Linc’s fingers lift my chin, bringing my eyes to his. “It’s not your fault, Syl.” Shaking my head, I try to pull away. “Look at me,” he demands, his hands cradling my cheeks to hold my face in place. There is no judgment in his eyes, only love and understanding. “He was sick. Even if you had stayed, the end result would have been the same. You did everything you could to save him. But sometimes, we have to save ourselves.” His lips meet mine, reverent and sweet. The tenderness of his kiss makes me whimper. “You have to let go of the guilt,” he whispers.

“I’m trying,” I say, dropping my head to his chest. “I just don’t know how.”

“I’ll show you.” There’s strong promise in his voice, it fills my heart with hope.

Hope that one day I will be able to look back on the past and find reason. There are so many things I would have done differently but like Linc said, would it have really changed the outcome? I can’t continue to wonder.

Regret is exhausting.

His hand slides up my neck into my hair, his gaze holding mine. “I’ll put the pieces back together, baby. I promise.”

He kisses my forehead then stands, letting go of me long enough to turn on the shower. Steam fills the air around us and so does his ever-present comfort. He takes my hand, leading me under the hot spray. There is no place in the world I would rather be than right here. With his hands roaming my back, his lips press against the skin of my shoulder, peppering a trail to my neck, erasing the tension one deliberate kiss at time.
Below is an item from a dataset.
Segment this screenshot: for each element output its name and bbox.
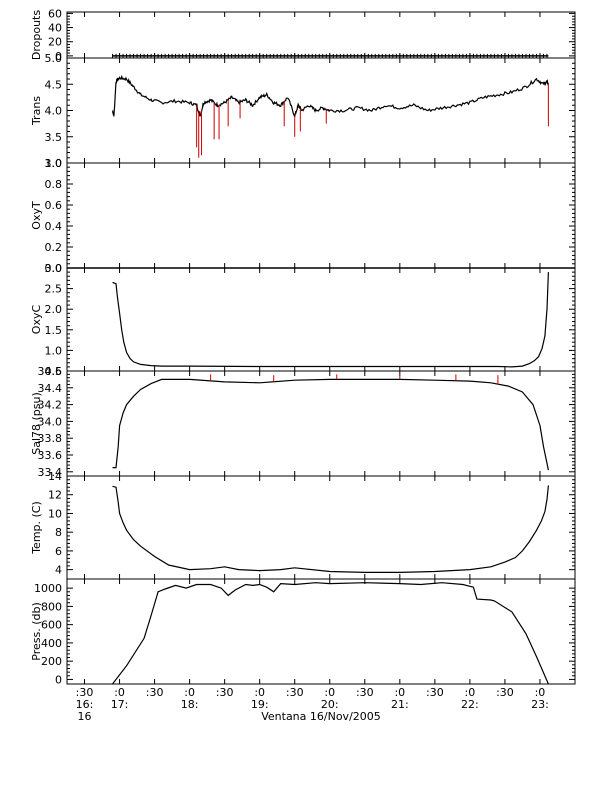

I suck a deep lungful of air and then let go on a long exhale. His mouth finally reaches mine in a single quest to eliminate every bit of sadness from my soul. He devours each moan with vigorous need and I let him have it all, sharing every ounce of pain and grief I carry inside. He wants it.

Demands it.

His warm tongue slides against mine, deepening the kiss, strengthening our bond. “I love you,” he whispers upon my lips.

“I love you, too.” As the words roll off my tongue with ease, a few of those broken pieces slide back into place.

We spend the rest of the night making love. Linc is attentive, passionate. His deep exploration of my body leaves me a quivering mess of skin beneath him. There is not an inch of me that has been left untouched by his sure hands. Wrapped in his arms, we drift in and out of sleep for the next few hours, content to take advantage of our time together.

“You awake?” he asks, his voice deep and groggy with sleep.

I flip over to face him, wanting to look into his soft green eyes. “Barely.”

He moves one hand between us, cupping my breast before sucking my nipple into his mouth. “We have lots to make up for, baby.”

“At this rate, we’ll be caught up by morning.”

He laughs, the sound vibrating across my chest as he moves his lips up my neck. “I’ll never get enough of you.”

Smiling, I thread my fingers through his hair, holding him to me, smothering myself in his warmth. I never want to let him go. “I never thought I would get to have you like this. It’s surreal.”

He lets go of a long sigh, kissing my forehead. “I always knew.”